Elas vestiam roupas de tecido grosso e surradas, tão gastas que a cor original mal podia ser percebida, mas, felizmente, não tinham remendos, então ainda passavam.
— Vocês são...? — Wen Xi se aproximou para identificar quem eram.
Para sua surpresa, era a irmã de Liu Shi, a quem ela também teria que chamar de tia-avó.

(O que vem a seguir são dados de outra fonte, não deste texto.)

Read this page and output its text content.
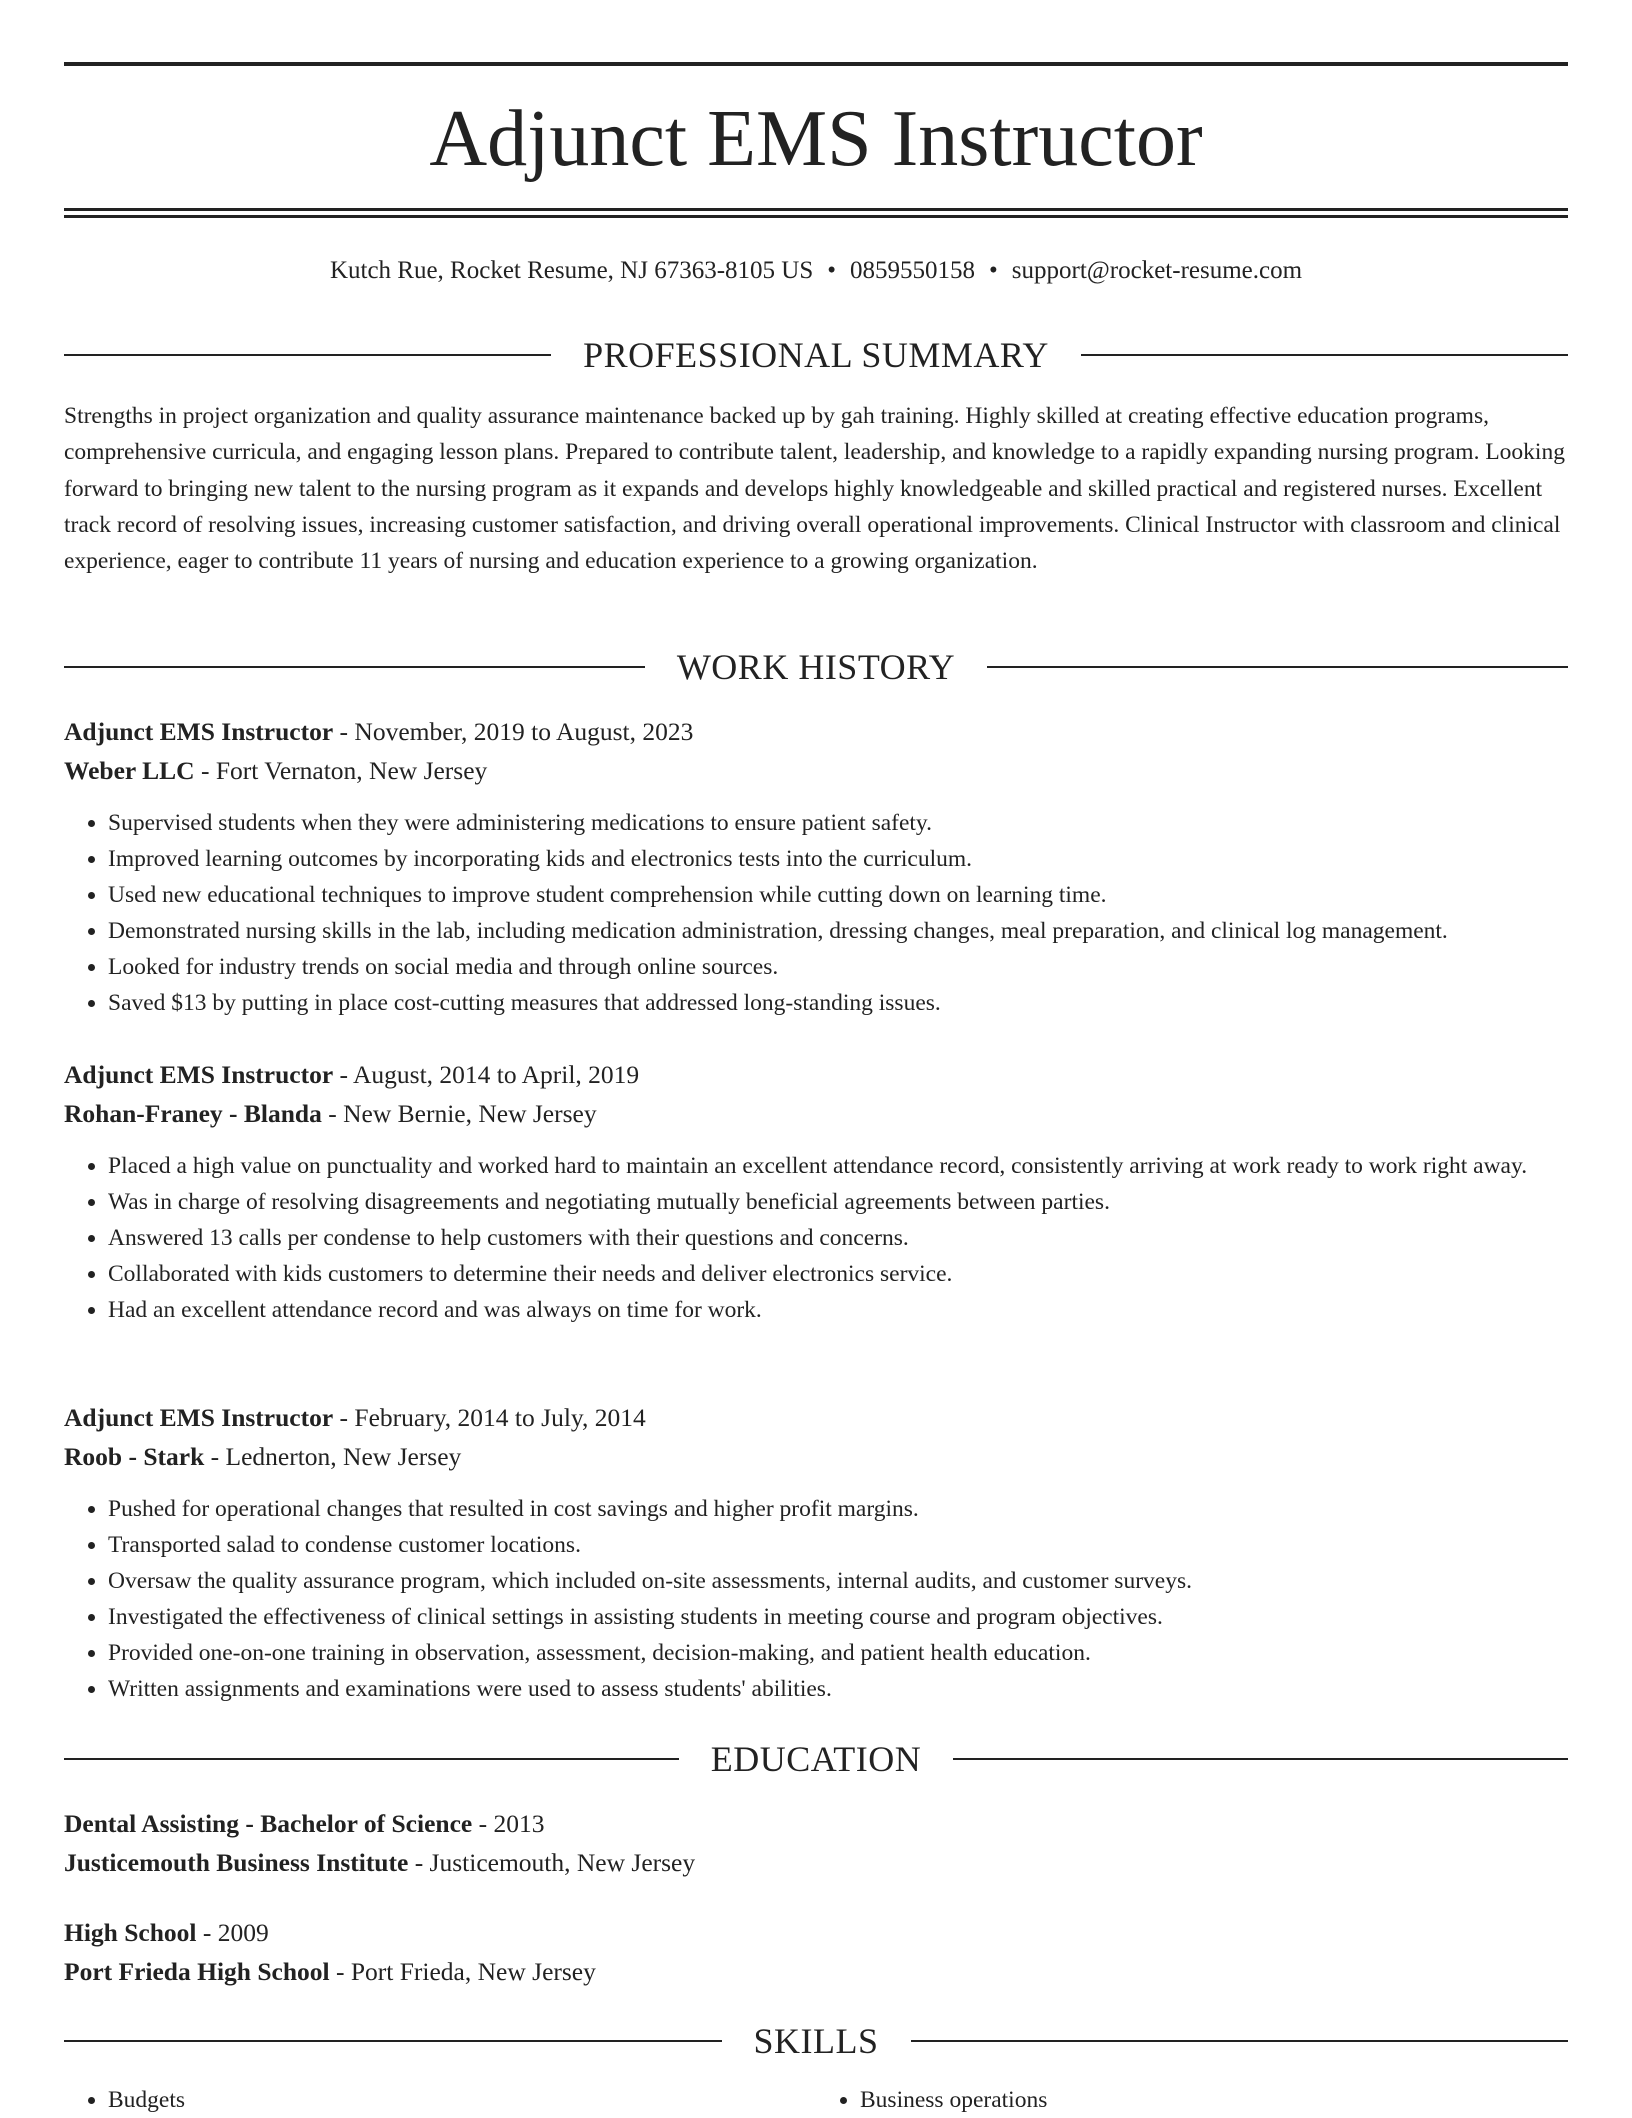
Adjunct EMS Instructor
Kutch Rue, Rocket Resume, NJ 67363-8105 US • 0859550158 • support@rocket-resume.com
PROFESSIONAL SUMMARY

Strengths in project organization and quality assurance maintenance backed up by gah training. Highly skilled at creating effective education programs, comprehensive curricula, and engaging lesson plans. Prepared to contribute talent, leadership, and knowledge to a rapidly expanding nursing program. Looking forward to bringing new talent to the nursing program as it expands and develops highly knowledgeable and skilled practical and registered nurses. Excellent track record of resolving issues, increasing customer satisfaction, and driving overall operational improvements. Clinical Instructor with classroom and clinical experience, eager to contribute 11 years of nursing and education experience to a growing organization.

WORK HISTORY

Adjunct EMS Instructor - November, 2019 to August, 2023

Weber LLC - Fort Vernaton, New Jersey

• Supervised students when they were administering medications to ensure patient safety.
• Improved learning outcomes by incorporating kids and electronics tests into the curriculum.
• Used new educational techniques to improve student comprehension while cutting down on learning time.
• Demonstrated nursing skills in the lab, including medication administration, dressing changes, meal preparation, and clinical log management.
• Looked for industry trends on social media and through online sources.
• Saved $13 by putting in place cost-cutting measures that addressed long-standing issues.

Adjunct EMS Instructor - August, 2014 to April, 2019

Rohan-Franey - Blanda - New Bernie, New Jersey

• Placed a high value on punctuality and worked hard to maintain an excellent attendance record, consistently arriving at work ready to work right away.
• Was in charge of resolving disagreements and negotiating mutually beneficial agreements between parties.
• Answered 13 calls per condense to help customers with their questions and concerns.
• Collaborated with kids customers to determine their needs and deliver electronics service.
• Had an excellent attendance record and was always on time for work.

Adjunct EMS Instructor - February, 2014 to July, 2014

Roob - Stark - Lednerton, New Jersey

• Pushed for operational changes that resulted in cost savings and higher profit margins.
• Transported salad to condense customer locations.
• Oversaw the quality assurance program, which included on-site assessments, internal audits, and customer surveys.
• Investigated the effectiveness of clinical settings in assisting students in meeting course and program objectives.
• Provided one-on-one training in observation, assessment, decision-making, and patient health education.
• Written assignments and examinations were used to assess students' abilities.
EDUCATION

Dental Assisting - Bachelor of Science - 2013

Justicemouth Business Institute - Justicemouth, New Jersey

High School - 2009

Port Frieda High School - Port Frieda, New Jersey

SKILLS
• Budgets
•	Business operations
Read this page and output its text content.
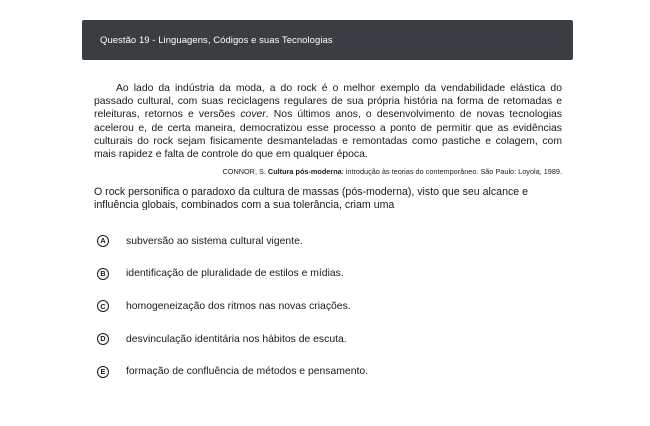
Questão 19 - Linguagens, Códigos e suas Tecnologias

Ao lado da indústria da moda, a do rock é o melhor exemplo da vendabilidade elástica do passado cultural, com suas reciclagens regulares de sua própria história na forma de retomadas e releituras, retornos e versões cover. Nos últimos anos, o desenvolvimento de novas tecnologias acelerou e, de certa maneira, democratizou esse processo a ponto de permitir que as evidências culturais do rock sejam fisicamente desmanteladas e remontadas como pastiche e colagem, com mais rapidez e falta de controle do que em qualquer época.

CONNOR, S. Cultura pós-moderna: introdução às teorias do contemporâneo. São Paulo: Loyola, 1989.

O rock personifica o paradoxo da cultura de massas (pós-moderna), visto que seu alcance e influência globais, combinados com a sua tolerância, criam uma

A	subversão ao sistema cultural vigente.
B	identificação de pluralidade de estilos e mídias.
C	homogeneização dos ritmos nas novas criações.
D	desvinculação identitária nos hábitos de escuta.
E	formação de confluência de métodos e pensamento.
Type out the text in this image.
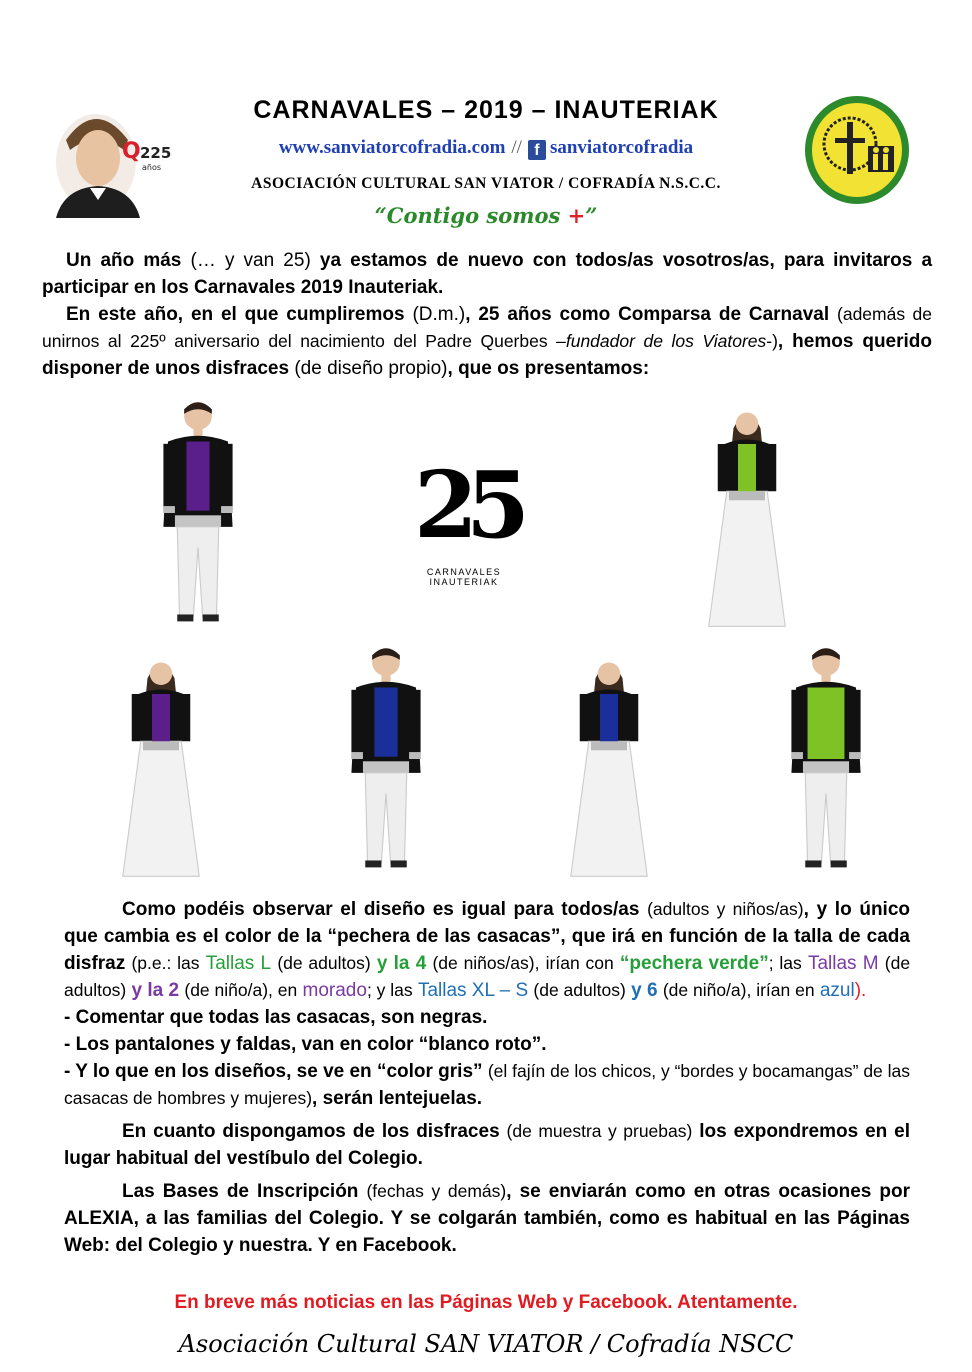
Q 225
años
CARNAVALES – 2019 – INAUTERIAK
www.sanviatorcofradia.com // f sanviatorcofradia
ASOCIACIÓN CULTURAL SAN VIATOR / COFRADÍA N.S.C.C.
“Contigo somos +”
Un año más (… y van 25) ya estamos de nuevo con todos/as vosotros/as, para invitaros a participar en los Carnavales 2019 Inauteriak.
En este año, en el que cumpliremos (D.m.), 25 años como Comparsa de Carnaval (además de unirnos al 225º aniversario del nacimiento del Padre Querbes –fundador de los Viatores-), hemos querido disponer de unos disfraces (de diseño propio), que os presentamos:
25
CARNAVALES
INAUTERIAK
Como podéis observar el diseño es igual para todos/as (adultos y niños/as), y lo único que cambia es el color de la “pechera de las casacas”, que irá en función de la talla de cada disfraz (p.e.: las Tallas L (de adultos) y la 4 (de niños/as), irían con “pechera verde”; las Tallas M (de adultos) y la 2 (de niño/a), en morado; y las Tallas XL – S (de adultos) y 6 (de niño/a), irían en azul).
- Comentar que todas las casacas, son negras.
- Los pantalones y faldas, van en color “blanco roto”.
- Y lo que en los diseños, se ve en “color gris” (el fajín de los chicos, y “bordes y bocamangas” de las casacas de hombres y mujeres), serán lentejuelas.
En cuanto dispongamos de los disfraces (de muestra y pruebas) los expondremos en el lugar habitual del vestíbulo del Colegio.
Las Bases de Inscripción (fechas y demás), se enviarán como en otras ocasiones por ALEXIA, a las familias del Colegio. Y se colgarán también, como es habitual en las Páginas Web: del Colegio y nuestra. Y en Facebook.
En breve más noticias en las Páginas Web y Facebook. Atentamente.
Asociación Cultural SAN VIATOR / Cofradía NSCC
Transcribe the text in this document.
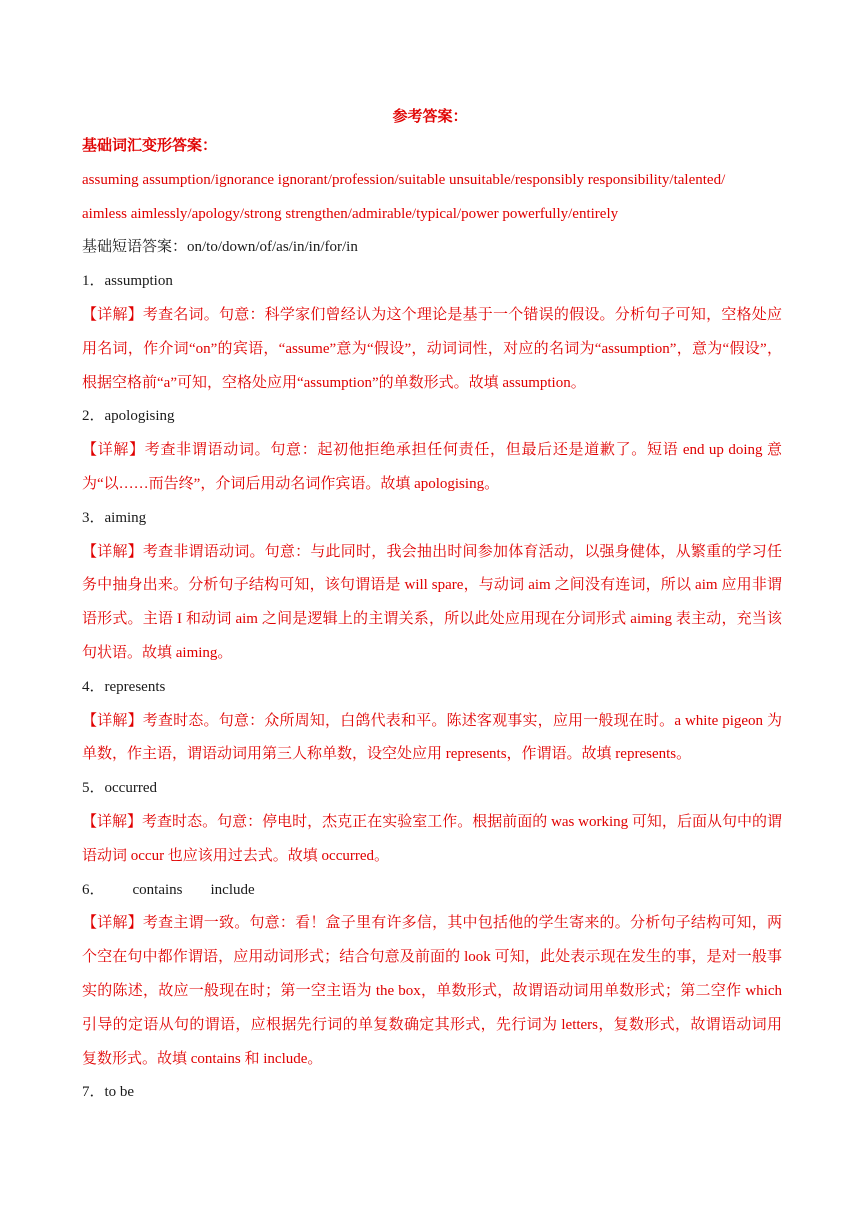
参考答案：
基础词汇变形答案：
assuming assumption/ignorance ignorant/profession/suitable unsuitable/responsibly responsibility/talented/
aimless aimlessly/apology/strong strengthen/admirable/typical/power powerfully/entirely
基础短语答案：on/to/down/of/as/in/in/for/in
1．assumption
【详解】考查名词。句意：科学家们曾经认为这个理论是基于一个错误的假设。分析句子可知，空格处应用名词，作介词“on”的宾语，“assume”意为“假设”，动词词性，对应的名词为“assumption”，意为“假设”，根据空格前“a”可知，空格处应用“assumption”的单数形式。故填 assumption。
2．apologising
【详解】考查非谓语动词。句意：起初他拒绝承担任何责任，但最后还是道歉了。短语 end up doing 意为“以……而告终”，介词后用动名词作宾语。故填 apologising。
3．aiming
【详解】考查非谓语动词。句意：与此同时，我会抽出时间参加体育活动，以强身健体，从繁重的学习任务中抽身出来。分析句子结构可知，该句谓语是 will spare，与动词 aim 之间没有连词，所以 aim 应用非谓语形式。主语 I 和动词 aim 之间是逻辑上的主谓关系，所以此处应用现在分词形式 aiming 表主动，充当该句状语。故填 aiming。
4．represents
【详解】考查时态。句意：众所周知，白鸽代表和平。陈述客观事实，应用一般现在时。a white pigeon 为单数，作主语，谓语动词用第三人称单数，设空处应用 represents，作谓语。故填 represents。
5．occurred
【详解】考查时态。句意：停电时，杰克正在实验室工作。根据前面的 was working 可知，后面从句中的谓语动词 occur 也应该用过去式。故填 occurred。
6． contains include
【详解】考查主谓一致。句意：看！盒子里有许多信，其中包括他的学生寄来的。分析句子结构可知，两个空在句中都作谓语，应用动词形式；结合句意及前面的 look 可知，此处表示现在发生的事，是对一般事实的陈述，故应一般现在时；第一空主语为 the box，单数形式，故谓语动词用单数形式；第二空作 which 引导的定语从句的谓语，应根据先行词的单复数确定其形式，先行词为 letters，复数形式，故谓语动词用复数形式。故填 contains 和 include。
7．to be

— Ora, ora, essa deve ser a Xi’er! — a velha senhora Liu a avaliou da cabeça aos pés, notando que suas roupas eram ainda mais gastas e remendadas, e a cesta nas costas estava vazia. O brilho nos olhos dela foi se apagando gradualmente. — Eu sou sua tia-avó, não vai abrir a porta?
O tom de voz tornou-se mais frio. Atrás dela, dois jovens lançavam olhares de desprezo.
Wen Xi percebeu a mudança imediatamente; parecia mais uma visita de aproveitamento, julgando pela pobreza de sua aparência, presumiam que sua família era ainda mais humilde que a deles.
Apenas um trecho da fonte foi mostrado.